Petite Powerhouse Earns Title of National Champion

By Diane Hasili
Michelle Arias captured a big title this week, “2013 U.S. Judo Federation Junior National Champion” in the 48kg women’s division. All the more amazing in that the big title was claimed by a petite 5’2” woman in what has historically been a “man’s sport.”
Those at the YWCA Princeton where Arias trains were not surprised. Michelle started knowing the world of judo through her father, Luis Arias. As a young baby, she often accompanied him to class watching from the sidelines. Her coach, Sensei Cory Cuomo, recalls Michelle being wrapped in a snuggly. At age 7 she began participating in his class and has been a student ever since.
Michelle’s father Luis Arias is a first degree black belt (Shodan) and is an Assistant Instructor of the YWCA Princeton Judo club. Through the years, Michelle continued to participate in judo classes and spent many hours practicing at home with her father. 
She became a judo instructor herself in 2011. Her friendly manner, natural smile, and calm presence have make her a popular coach. She has been a source inspiration to younger boys and girls and a source of pride to the adults who train alongside her each week. Being a year-round program at the YWCA, she has been able to leverage the facility to fine tune her techniques, train with more skilled guests, and give back to those taking up the sport.
Able to participate year-round, has been one element of Michelle’s success. In order to participate in a national championship, one must earn points by competing in various tournaments throughout the year. In addition to her impressive success at the National Junior Championship, Michelle has also earned the qualifying points needed in order to take the black belt exam. She is preparing for the black belt exam and at which time she will be considered a Shodan.
Having just graduated from Hightstown High School, Arias will be attending Rutgers University in the fall so that she can continue her judo training.

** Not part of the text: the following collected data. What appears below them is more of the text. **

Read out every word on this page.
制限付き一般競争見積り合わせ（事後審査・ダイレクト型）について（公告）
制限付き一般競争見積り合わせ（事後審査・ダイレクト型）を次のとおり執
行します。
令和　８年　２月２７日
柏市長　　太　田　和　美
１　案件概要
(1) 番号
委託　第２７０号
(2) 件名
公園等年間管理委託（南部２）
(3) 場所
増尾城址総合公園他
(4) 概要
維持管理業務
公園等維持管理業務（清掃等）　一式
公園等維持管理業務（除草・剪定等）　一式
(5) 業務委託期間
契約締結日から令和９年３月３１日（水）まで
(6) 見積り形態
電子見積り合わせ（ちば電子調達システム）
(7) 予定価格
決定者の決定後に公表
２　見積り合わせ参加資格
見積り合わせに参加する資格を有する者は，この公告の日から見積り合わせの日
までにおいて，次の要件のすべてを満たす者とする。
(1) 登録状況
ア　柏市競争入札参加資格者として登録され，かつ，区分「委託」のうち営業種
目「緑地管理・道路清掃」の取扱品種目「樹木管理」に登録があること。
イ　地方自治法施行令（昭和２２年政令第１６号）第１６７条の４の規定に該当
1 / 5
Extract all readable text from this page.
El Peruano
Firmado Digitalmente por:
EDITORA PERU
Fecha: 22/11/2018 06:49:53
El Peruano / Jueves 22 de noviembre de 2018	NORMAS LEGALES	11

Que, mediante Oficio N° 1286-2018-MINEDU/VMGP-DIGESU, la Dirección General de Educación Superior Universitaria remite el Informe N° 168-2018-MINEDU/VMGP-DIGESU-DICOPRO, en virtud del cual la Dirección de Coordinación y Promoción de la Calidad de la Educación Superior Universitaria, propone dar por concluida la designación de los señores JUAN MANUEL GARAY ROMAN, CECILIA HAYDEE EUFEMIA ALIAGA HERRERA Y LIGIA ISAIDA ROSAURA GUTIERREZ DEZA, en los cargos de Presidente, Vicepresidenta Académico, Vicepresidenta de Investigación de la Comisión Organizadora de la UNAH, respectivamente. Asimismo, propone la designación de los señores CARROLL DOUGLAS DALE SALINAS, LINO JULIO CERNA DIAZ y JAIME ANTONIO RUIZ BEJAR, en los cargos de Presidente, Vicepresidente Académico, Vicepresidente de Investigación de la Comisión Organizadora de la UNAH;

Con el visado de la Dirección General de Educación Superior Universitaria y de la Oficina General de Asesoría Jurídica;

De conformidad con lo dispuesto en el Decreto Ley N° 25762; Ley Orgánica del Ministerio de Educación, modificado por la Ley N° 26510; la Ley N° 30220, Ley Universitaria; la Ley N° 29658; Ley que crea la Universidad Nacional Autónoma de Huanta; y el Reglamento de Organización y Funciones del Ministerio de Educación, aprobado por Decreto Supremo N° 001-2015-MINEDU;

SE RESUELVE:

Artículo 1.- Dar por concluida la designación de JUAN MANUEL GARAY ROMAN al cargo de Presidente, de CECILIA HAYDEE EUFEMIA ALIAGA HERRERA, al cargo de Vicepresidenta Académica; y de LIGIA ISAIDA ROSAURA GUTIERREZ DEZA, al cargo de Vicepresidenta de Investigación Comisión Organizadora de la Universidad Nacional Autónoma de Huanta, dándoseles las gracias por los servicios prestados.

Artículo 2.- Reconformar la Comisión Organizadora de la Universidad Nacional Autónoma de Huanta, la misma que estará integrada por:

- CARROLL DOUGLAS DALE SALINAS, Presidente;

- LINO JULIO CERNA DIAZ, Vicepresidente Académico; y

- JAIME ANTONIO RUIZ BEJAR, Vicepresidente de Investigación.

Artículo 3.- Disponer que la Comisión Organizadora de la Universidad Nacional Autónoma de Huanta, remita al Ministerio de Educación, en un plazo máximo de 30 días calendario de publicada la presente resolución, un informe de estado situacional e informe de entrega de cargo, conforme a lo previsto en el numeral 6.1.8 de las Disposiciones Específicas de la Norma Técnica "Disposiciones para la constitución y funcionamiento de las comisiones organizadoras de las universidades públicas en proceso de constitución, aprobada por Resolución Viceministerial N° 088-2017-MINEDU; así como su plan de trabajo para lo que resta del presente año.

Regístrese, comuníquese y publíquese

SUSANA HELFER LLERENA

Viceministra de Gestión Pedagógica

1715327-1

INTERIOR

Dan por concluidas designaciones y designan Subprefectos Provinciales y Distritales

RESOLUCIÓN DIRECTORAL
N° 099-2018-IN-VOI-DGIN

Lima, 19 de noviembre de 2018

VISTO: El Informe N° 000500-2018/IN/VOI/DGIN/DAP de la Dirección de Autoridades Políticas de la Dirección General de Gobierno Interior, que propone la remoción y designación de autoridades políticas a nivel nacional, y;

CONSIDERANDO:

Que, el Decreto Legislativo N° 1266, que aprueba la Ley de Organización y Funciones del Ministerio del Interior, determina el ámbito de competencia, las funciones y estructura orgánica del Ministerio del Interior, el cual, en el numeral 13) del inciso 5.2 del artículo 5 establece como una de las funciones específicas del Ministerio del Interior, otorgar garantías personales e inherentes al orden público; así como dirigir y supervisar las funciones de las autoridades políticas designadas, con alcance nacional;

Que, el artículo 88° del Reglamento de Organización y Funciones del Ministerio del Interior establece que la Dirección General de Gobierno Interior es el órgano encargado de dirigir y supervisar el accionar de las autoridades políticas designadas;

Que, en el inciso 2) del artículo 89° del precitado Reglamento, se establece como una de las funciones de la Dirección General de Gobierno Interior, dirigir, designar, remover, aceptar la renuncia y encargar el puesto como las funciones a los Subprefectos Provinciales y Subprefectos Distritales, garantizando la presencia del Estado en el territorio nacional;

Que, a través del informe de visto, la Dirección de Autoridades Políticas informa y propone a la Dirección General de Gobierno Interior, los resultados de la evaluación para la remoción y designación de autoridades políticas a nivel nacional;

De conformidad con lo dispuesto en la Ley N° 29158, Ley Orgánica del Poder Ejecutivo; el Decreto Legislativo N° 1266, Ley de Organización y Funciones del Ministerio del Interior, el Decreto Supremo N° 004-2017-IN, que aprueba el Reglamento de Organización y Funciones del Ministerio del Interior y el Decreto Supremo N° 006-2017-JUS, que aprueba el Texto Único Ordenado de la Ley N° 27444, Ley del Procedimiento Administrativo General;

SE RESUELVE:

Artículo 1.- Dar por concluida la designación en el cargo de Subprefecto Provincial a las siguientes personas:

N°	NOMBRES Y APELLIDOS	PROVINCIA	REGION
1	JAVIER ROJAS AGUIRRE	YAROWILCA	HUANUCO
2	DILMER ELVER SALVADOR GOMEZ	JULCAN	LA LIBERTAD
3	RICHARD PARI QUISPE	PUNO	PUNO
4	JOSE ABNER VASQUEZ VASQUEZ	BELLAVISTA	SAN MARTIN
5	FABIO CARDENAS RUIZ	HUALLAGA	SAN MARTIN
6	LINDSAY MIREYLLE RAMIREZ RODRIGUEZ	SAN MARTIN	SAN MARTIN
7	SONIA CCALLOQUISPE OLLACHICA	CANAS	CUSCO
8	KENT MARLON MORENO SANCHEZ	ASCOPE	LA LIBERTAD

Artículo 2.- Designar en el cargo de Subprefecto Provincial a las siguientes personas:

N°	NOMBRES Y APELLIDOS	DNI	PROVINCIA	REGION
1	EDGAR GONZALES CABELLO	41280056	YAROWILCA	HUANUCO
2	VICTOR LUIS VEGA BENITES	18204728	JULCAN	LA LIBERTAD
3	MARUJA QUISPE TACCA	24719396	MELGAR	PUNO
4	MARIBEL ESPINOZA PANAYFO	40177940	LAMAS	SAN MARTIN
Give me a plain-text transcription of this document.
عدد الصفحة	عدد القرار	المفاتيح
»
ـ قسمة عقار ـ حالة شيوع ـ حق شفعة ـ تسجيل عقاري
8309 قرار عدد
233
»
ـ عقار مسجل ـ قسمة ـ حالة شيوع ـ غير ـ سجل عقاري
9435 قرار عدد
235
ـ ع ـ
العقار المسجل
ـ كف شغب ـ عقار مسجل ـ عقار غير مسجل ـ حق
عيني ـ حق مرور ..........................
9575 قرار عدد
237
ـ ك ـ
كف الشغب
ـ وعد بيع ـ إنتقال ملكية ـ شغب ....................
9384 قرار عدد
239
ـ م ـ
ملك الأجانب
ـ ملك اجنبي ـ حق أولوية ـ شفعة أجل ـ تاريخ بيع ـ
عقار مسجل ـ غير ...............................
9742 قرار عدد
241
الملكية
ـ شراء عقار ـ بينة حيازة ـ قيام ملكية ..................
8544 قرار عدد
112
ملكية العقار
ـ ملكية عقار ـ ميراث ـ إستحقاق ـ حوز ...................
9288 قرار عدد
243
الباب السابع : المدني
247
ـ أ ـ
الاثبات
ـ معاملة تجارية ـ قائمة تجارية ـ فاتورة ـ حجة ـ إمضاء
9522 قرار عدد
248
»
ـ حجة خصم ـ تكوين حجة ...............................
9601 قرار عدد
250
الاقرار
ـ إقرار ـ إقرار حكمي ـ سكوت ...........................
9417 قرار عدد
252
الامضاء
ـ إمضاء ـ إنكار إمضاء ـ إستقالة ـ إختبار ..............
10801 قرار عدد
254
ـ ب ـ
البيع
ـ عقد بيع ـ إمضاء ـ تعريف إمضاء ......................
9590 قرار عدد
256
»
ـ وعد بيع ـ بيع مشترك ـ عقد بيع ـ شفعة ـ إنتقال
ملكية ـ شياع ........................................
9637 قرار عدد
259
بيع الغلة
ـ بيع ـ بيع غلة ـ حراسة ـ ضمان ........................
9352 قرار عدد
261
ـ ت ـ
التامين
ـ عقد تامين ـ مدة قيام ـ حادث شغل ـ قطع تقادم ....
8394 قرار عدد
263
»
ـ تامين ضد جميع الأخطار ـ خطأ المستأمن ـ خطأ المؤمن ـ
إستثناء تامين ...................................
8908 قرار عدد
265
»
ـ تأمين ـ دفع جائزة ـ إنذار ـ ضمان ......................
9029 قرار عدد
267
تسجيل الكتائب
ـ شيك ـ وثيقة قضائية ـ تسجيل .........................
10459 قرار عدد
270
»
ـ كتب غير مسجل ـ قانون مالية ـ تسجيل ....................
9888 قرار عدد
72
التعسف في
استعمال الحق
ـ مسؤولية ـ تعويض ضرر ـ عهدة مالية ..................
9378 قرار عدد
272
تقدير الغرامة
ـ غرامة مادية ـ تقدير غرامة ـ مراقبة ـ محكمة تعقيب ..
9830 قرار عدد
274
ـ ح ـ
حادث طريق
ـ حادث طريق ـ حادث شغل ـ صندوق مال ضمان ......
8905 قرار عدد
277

Coach Cuomo, a resident of East Brunswick, said, “It has been a pleasure working with Michelle over the years and I have gotten to know her very well. She’s always had heart and discipline, both in the sport and in her life, so I am not surprised by her success. I see it often in judo. It doesn’t matter what gender, size, weight, or occupation you work in, there is much to be gained from the sport particularly in terms of confidence, focus, and empowerment. It is one step at a time, and one day at a time.”
Today’s judo includes both girls and boys, adult learners, and families. Steeped in the traditions of the far east, judo is considered a combat form of martial arts that focuses more on the grappling and throwing them rather than striking an opponent.
The 2013 U.S. Judo Federation’s Junior National Championship was held in Pittsburgh, PA. Of the 500 participants that earned an invitation to compete, 27 seven of the medalists regularly attend the Princeton Judo Invitational held each October. The next event is scheduled for Sunday, October 6th. You may even catch a glimpse of Arias and understand why she is this year’s U.S. Junior Champion.